Four Stages of Life - Context Training

The Four Stages of Mastery in Life

by Randy Revell and Peggie Merlin

It is said that "what we don't know won't hurt us," but what we don't know, especially about ourselves, can land us in a lot of places we'd rather not be! The process of knowing, learning or mastering any subject can be seen in four phases.

The first stage is the very ignorance sometimes mistaken for "bliss"! Stage one is Unconscious Incompetence. In this stage we may not even be aware that there is something more to be known. We know not, and know not that we know not!

The second stage advances the individual;s awareness to a place of Conscious Incompetence. Here, at least, we know that we do not know. Although I may not like the new discovery of my incompetence, the consciousness widens the range of choices now available to me. However uncomfortable, this stage enhances my personal empowerment.

I may of course, choose to remain incompetent. The area may or may not be important enough for me to invest myself in the learning that would produce stage three: Conscious Competence. The journey to stage three is one of purposeful apprenticeship: By setting out to do so, I learn the language or master the computer or discover ways to produce the results I desire, in whatever the chosen area. In all likelihood I will spend considerable time in stage three before I move on.

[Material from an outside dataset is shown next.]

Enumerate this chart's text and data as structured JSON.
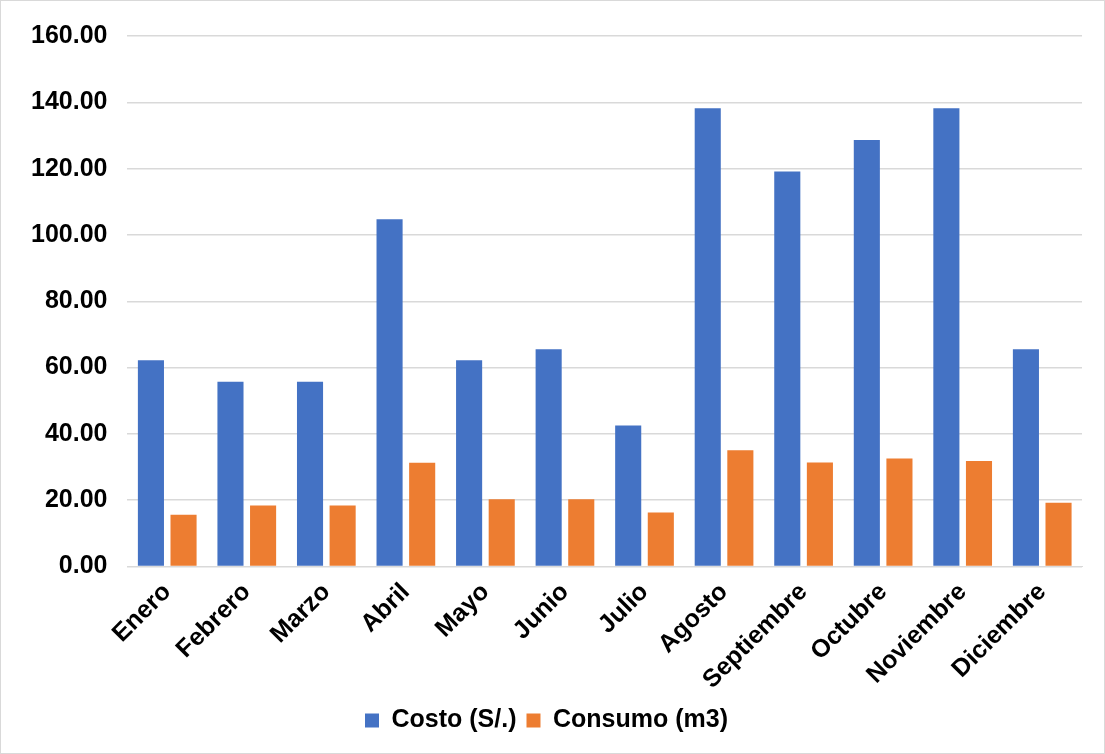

Stage four, Unconscious Competence, is the level which I identify as mastery. It is the point at which the information, skills, and reactions are so thoroughly integrated in my consciousness that they have become part of my ground of being, rather than something I actually think about. In essence, the subject per se has disappeared from my conscious life, since I no longer give thought to it. I am free to direct my energy toward new opportunities - to spend myself in new ways.

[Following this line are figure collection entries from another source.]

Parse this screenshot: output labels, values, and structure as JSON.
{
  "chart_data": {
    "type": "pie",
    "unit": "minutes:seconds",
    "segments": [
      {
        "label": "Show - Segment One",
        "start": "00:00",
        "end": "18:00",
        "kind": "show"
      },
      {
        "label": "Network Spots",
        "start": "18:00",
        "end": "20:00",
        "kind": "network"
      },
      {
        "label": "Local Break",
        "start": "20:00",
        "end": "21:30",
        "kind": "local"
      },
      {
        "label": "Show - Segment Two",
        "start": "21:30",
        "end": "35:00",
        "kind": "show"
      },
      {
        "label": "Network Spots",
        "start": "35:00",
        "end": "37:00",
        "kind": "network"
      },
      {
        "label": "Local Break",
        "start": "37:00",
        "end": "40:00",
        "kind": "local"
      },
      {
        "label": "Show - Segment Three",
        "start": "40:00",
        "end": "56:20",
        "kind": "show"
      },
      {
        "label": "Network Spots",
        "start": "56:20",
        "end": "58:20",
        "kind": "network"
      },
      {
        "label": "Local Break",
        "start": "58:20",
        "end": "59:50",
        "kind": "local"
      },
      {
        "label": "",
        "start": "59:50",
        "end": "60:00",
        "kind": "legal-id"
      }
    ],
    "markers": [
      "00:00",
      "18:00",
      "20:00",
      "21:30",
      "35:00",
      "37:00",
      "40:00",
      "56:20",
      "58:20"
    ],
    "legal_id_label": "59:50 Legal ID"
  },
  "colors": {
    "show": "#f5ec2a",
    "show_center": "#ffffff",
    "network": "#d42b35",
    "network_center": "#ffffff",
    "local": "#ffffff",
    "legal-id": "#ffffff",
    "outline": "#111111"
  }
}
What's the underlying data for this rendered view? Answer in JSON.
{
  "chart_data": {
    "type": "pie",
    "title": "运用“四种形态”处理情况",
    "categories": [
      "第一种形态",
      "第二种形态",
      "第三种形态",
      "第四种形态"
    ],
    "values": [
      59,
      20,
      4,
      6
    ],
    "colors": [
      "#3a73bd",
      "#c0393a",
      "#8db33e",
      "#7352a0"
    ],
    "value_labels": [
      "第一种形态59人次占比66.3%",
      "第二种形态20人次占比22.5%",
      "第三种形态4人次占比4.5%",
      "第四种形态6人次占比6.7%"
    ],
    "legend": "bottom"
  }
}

Another view of these same four stages:

1. Unconscious Destructive -

I am not aware of how destructive my strategies are.

2. Conscious Destructive -

I realize how destructive my strategies are.

3. Conscious Constructive -

I am conscious that I am making constructive choices

4. Unconscious Constructive

Ideally, all my actions are constructive and I am usually unaware of the process (just pleased with the result!).